Papa fala em ''tormento'' e diz não se sentir só

Atualizado: Terça-feira, 20 Abril de 2010 as 12

No dia em que completou cinco anos de pontificado, em meio a denúncias de pedofilia entre o clero, Bento XVI afirmou, em almoço com 46 cardeais, que, nesses momentos de "tormento", não se sente só e assegurou que confia no conforto de Deus.  

A Igreja tem enfrentado críticas porque teria evitado entregar padres pedófilos à Justiça para preservar a instituição.

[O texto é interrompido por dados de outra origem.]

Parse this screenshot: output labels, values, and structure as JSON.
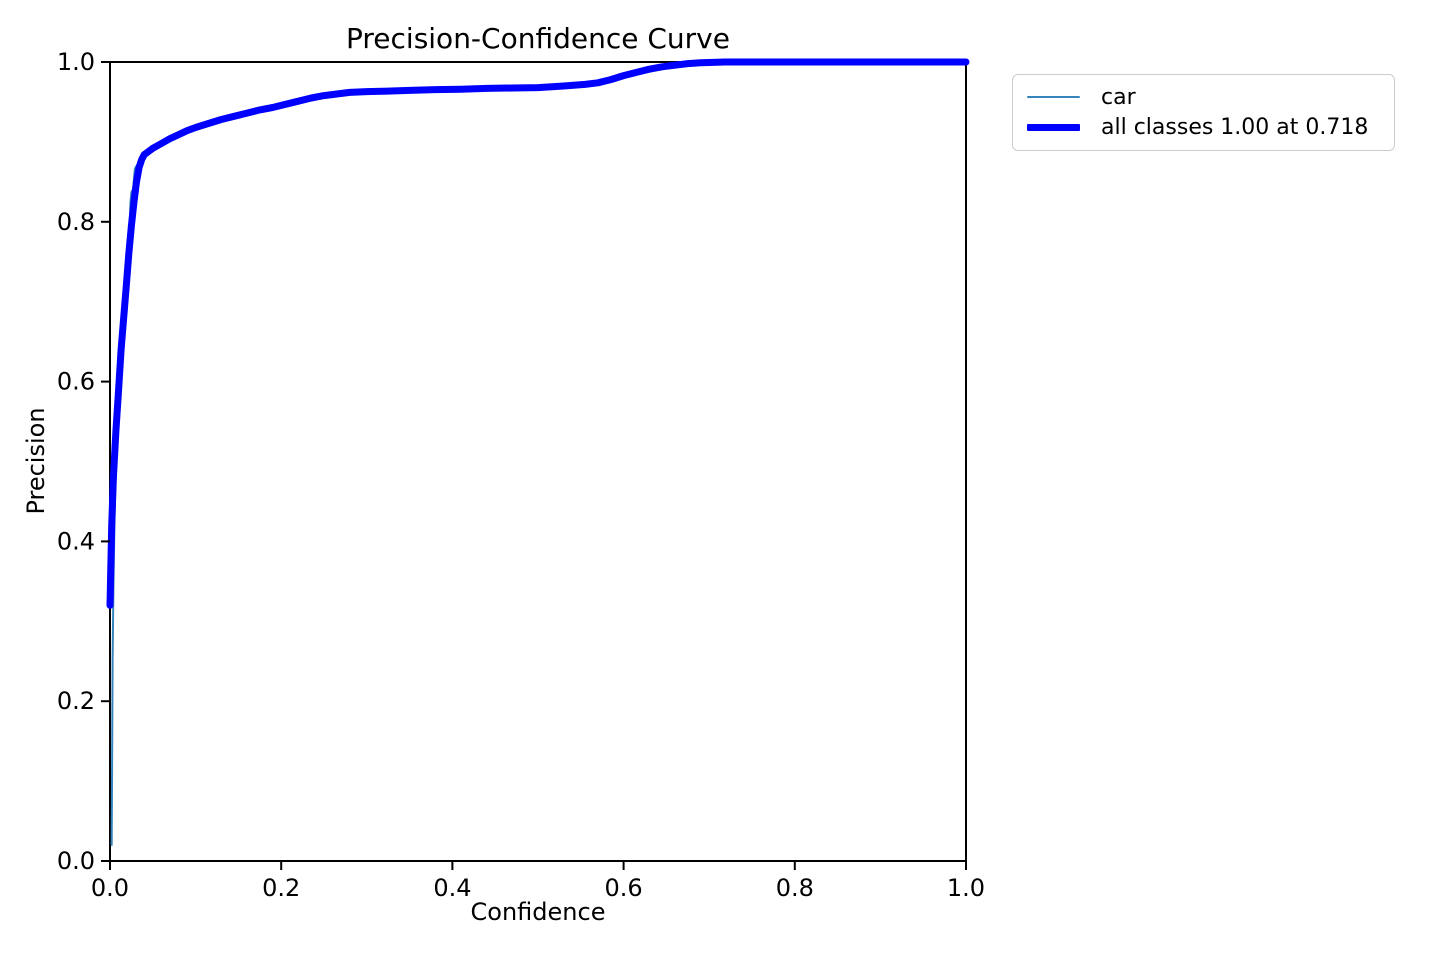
{
  "figure": {
    "title": "Precision-Confidence Curve",
    "xlabel": "Confidence",
    "ylabel": "Precision"
  },
  "chart_data": {
    "type": "line",
    "title": "Precision-Confidence Curve",
    "xlabel": "Confidence",
    "ylabel": "Precision",
    "xlim": [
      0.0,
      1.0
    ],
    "ylim": [
      0.0,
      1.0
    ],
    "grid": false,
    "legend_position": "outside upper right",
    "axis_color": "#000000",
    "xticks": {
      "values": [
        0.0,
        0.2,
        0.4,
        0.6,
        0.8,
        1.0
      ],
      "labels": [
        "0.0",
        "0.2",
        "0.4",
        "0.6",
        "0.8",
        "1.0"
      ]
    },
    "yticks": {
      "values": [
        0.0,
        0.2,
        0.4,
        0.6,
        0.8,
        1.0
      ],
      "labels": [
        "0.0",
        "0.2",
        "0.4",
        "0.6",
        "0.8",
        "1.0"
      ]
    },
    "series": [
      {
        "name": "car",
        "legend_label": "car",
        "color": "#3584bb",
        "linewidth": 2,
        "points": [
          [
            0.002,
            0.02
          ],
          [
            0.0025,
            0.12
          ],
          [
            0.003,
            0.25
          ],
          [
            0.004,
            0.34
          ],
          [
            0.005,
            0.41
          ],
          [
            0.006,
            0.46
          ],
          [
            0.008,
            0.52
          ],
          [
            0.01,
            0.57
          ],
          [
            0.012,
            0.61
          ],
          [
            0.014,
            0.65
          ],
          [
            0.016,
            0.685
          ],
          [
            0.017,
            0.705
          ],
          [
            0.018,
            0.718
          ],
          [
            0.02,
            0.722
          ],
          [
            0.021,
            0.74
          ],
          [
            0.022,
            0.77
          ],
          [
            0.023,
            0.8
          ],
          [
            0.024,
            0.825
          ],
          [
            0.025,
            0.837
          ],
          [
            0.027,
            0.841
          ],
          [
            0.028,
            0.855
          ],
          [
            0.029,
            0.866
          ],
          [
            0.031,
            0.87
          ],
          [
            0.033,
            0.873
          ],
          [
            0.035,
            0.877
          ],
          [
            0.038,
            0.883
          ],
          [
            0.042,
            0.888
          ],
          [
            0.046,
            0.892
          ],
          [
            0.05,
            0.895
          ],
          [
            0.055,
            0.898
          ],
          [
            0.06,
            0.901
          ],
          [
            0.07,
            0.907
          ],
          [
            0.085,
            0.913
          ],
          [
            0.1,
            0.92
          ],
          [
            0.12,
            0.926
          ],
          [
            0.14,
            0.932
          ],
          [
            0.16,
            0.938
          ],
          [
            0.18,
            0.943
          ],
          [
            0.2,
            0.948
          ],
          [
            0.22,
            0.952
          ],
          [
            0.24,
            0.957
          ],
          [
            0.26,
            0.96
          ],
          [
            0.28,
            0.963
          ],
          [
            0.3,
            0.9645
          ],
          [
            0.35,
            0.966
          ],
          [
            0.4,
            0.967
          ],
          [
            0.45,
            0.9685
          ],
          [
            0.5,
            0.97
          ],
          [
            0.53,
            0.971
          ],
          [
            0.56,
            0.973
          ],
          [
            0.575,
            0.975
          ],
          [
            0.59,
            0.978
          ],
          [
            0.605,
            0.982
          ],
          [
            0.62,
            0.986
          ],
          [
            0.635,
            0.99
          ],
          [
            0.65,
            0.9935
          ],
          [
            0.665,
            0.996
          ],
          [
            0.68,
            0.998
          ],
          [
            0.7,
            0.9993
          ],
          [
            0.718,
            1.0
          ],
          [
            0.75,
            1.0
          ],
          [
            0.85,
            1.0
          ],
          [
            1.0,
            1.0
          ]
        ]
      },
      {
        "name": "all classes",
        "legend_label": "all classes 1.00 at 0.718",
        "color": "#0000ff",
        "linewidth": 7,
        "points": [
          [
            0.0,
            0.32
          ],
          [
            0.002,
            0.42
          ],
          [
            0.004,
            0.48
          ],
          [
            0.007,
            0.54
          ],
          [
            0.01,
            0.59
          ],
          [
            0.013,
            0.64
          ],
          [
            0.016,
            0.68
          ],
          [
            0.019,
            0.72
          ],
          [
            0.022,
            0.76
          ],
          [
            0.025,
            0.795
          ],
          [
            0.028,
            0.825
          ],
          [
            0.031,
            0.85
          ],
          [
            0.034,
            0.868
          ],
          [
            0.037,
            0.878
          ],
          [
            0.04,
            0.884
          ],
          [
            0.045,
            0.888
          ],
          [
            0.05,
            0.892
          ],
          [
            0.06,
            0.898
          ],
          [
            0.07,
            0.904
          ],
          [
            0.08,
            0.909
          ],
          [
            0.09,
            0.914
          ],
          [
            0.1,
            0.918
          ],
          [
            0.115,
            0.923
          ],
          [
            0.13,
            0.928
          ],
          [
            0.145,
            0.932
          ],
          [
            0.16,
            0.936
          ],
          [
            0.175,
            0.94
          ],
          [
            0.19,
            0.943
          ],
          [
            0.205,
            0.947
          ],
          [
            0.22,
            0.951
          ],
          [
            0.235,
            0.955
          ],
          [
            0.25,
            0.958
          ],
          [
            0.265,
            0.96
          ],
          [
            0.28,
            0.962
          ],
          [
            0.3,
            0.963
          ],
          [
            0.32,
            0.9635
          ],
          [
            0.35,
            0.9645
          ],
          [
            0.38,
            0.9655
          ],
          [
            0.41,
            0.966
          ],
          [
            0.44,
            0.967
          ],
          [
            0.47,
            0.9675
          ],
          [
            0.5,
            0.968
          ],
          [
            0.53,
            0.97
          ],
          [
            0.555,
            0.972
          ],
          [
            0.57,
            0.974
          ],
          [
            0.585,
            0.978
          ],
          [
            0.6,
            0.983
          ],
          [
            0.615,
            0.987
          ],
          [
            0.63,
            0.991
          ],
          [
            0.645,
            0.994
          ],
          [
            0.66,
            0.996
          ],
          [
            0.675,
            0.998
          ],
          [
            0.69,
            0.999
          ],
          [
            0.705,
            0.9995
          ],
          [
            0.718,
            1.0
          ],
          [
            0.75,
            1.0
          ],
          [
            0.8,
            1.0
          ],
          [
            0.9,
            1.0
          ],
          [
            1.0,
            1.0
          ]
        ]
      }
    ]
  }
}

Mas em carta para todos os padres do mundo divulgada ontem pelo cardeal brasileiro Cláudio Hummes, prefeito da Congregação para o Clero, a Igreja voltou a afirmar que não pretende "esconder ou minimizar esses crimes".

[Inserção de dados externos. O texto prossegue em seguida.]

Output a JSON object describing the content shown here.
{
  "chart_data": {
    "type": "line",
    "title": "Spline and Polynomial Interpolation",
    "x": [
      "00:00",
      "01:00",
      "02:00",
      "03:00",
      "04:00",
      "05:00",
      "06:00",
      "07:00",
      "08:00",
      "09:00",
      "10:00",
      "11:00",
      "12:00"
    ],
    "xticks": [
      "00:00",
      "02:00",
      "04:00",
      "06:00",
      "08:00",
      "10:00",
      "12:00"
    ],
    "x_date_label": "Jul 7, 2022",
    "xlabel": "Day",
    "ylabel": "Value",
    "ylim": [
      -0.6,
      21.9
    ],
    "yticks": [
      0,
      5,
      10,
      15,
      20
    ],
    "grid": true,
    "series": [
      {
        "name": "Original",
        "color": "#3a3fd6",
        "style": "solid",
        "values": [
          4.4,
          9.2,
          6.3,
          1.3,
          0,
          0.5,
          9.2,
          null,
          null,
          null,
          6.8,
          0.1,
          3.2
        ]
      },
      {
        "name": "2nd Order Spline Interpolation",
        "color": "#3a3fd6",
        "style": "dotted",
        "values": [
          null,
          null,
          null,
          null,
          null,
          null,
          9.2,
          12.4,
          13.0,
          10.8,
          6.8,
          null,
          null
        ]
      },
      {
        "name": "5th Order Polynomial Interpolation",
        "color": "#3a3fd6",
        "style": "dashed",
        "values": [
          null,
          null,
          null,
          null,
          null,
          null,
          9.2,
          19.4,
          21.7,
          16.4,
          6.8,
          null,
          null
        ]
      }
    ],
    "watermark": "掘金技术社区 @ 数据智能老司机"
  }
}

"É verdade que, apesar de proporcionalmente poucos em número, padres cometeram horríveis e sérios crimes de abuso sexual contra menores, que devemos condenar de uma maneira absoluta", diz a carta, que convida os padres a irem a Roma no dia 11 de junho, quando termina o Ano do Vaticano para os Padres. O texto também afirma que "esses indivíduos devem responder por seus atos perante Deus e tribunais, incluindo as cortes civis".

No fim de semana, durante viagem a Malta, onde se encontrou pela terceira vez com vítimas de abusos, o papa disse que a Igreja "está ferida por nossos pecados, mas Cristo ama a Igreja e seu Evangelho é a verdadeira força que purifica e cura". Segundo o porta-voz do Vaticano, Federico Lombardi, o encontro transcorreu em um "clima de serenidade, de esperança, de emoção e de muita profundidade, de cura e reconciliação". Uma das vítimas afirmou que o papa chorou.

"Nesse momento, o papa sente, com força, que não está só. Sente que tem ao seu lado todo o colégio cardinalício, que com ele compartilha tormentos e consolo", informou ontem o jornal do Vaticano, L"Osservatore Romano.

Durante o almoço, na Sala Ducal do Palácio Apostólico, os cardeais parabenizaram o papa pelo quinto aniversário de pontificado, "que conduz com grande generosidade", conforme o cardeal Angelo Sodano. O almoço, no qual foi servido arroz, lombo e bolo de chocolate à moda austríaca, foi o único evento comemorativo do aniversário do pontificado e do papa, que fez 83 anos na sexta-feira.